Technical Abstract: Many warm-season grasses are tropical and subtropical in origin. In these areas warm-season grasses account for more than two-thirds of grass species. In this chapter, we discuss the physiology and development of warm-season grasses. We focus on biochemical, physiological, and environmental aspects that are unique to warm-season grasses and that account for their adaptation to specific environments, and the morphology and development of warm-season grasses as well as their responses to defoliation. Warm-season grasses have the C4 photosynthetic pathway. Characteristics of the C4 plants include a radial cell arrangement known as Kranz anatomy, where mesophyll cells surround bundle sheath cells. There are unique complements of enzymes specific to each of these cell types. This unique physiology enables warm-season grasses to thrive under high temperatures and limited soil moisture. Developmental morphology of warm-season grasses includes the processes by which organs change in form and number and progress to a particular state. The processes occur during three broad phases: seedling, vegetative, and reproductive development.

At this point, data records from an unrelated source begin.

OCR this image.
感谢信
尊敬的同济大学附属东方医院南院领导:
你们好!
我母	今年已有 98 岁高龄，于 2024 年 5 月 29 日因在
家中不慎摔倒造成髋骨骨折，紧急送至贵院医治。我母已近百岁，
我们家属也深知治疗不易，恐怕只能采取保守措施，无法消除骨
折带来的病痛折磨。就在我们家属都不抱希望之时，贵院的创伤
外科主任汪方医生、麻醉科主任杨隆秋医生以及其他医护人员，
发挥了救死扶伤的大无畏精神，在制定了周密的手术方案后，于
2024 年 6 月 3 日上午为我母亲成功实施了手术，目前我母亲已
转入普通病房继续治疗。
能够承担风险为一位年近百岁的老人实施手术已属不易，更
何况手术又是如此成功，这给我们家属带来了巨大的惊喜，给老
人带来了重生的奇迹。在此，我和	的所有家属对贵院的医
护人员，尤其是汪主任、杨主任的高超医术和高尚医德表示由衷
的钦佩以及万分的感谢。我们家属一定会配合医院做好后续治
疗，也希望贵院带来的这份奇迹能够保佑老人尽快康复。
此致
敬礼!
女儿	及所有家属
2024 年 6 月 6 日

The seedling phase encompasses the time from germination until the plant is autotrophic. During the vegetative phase, the prophyll emerges and the apical meristem produces leaf primordia at regular intervals. Stem internodes differentiate but do not elongate. The final leaf number on a grass tiller is generally constant and the emergence and appearance of leaves is controlled primarily by temperature. Once an environmental signal is received, the apical meristem switches from producing leaf initials to reproductive primordia. The expression of reproductive structures requires the induction and initiation of the apical meristem. Induction puts the meristem in a state to respond to the initiation signal. Once induced, the meristem can then respond to changes in daylength, which results in the development of the inflorescence, along with seed formation.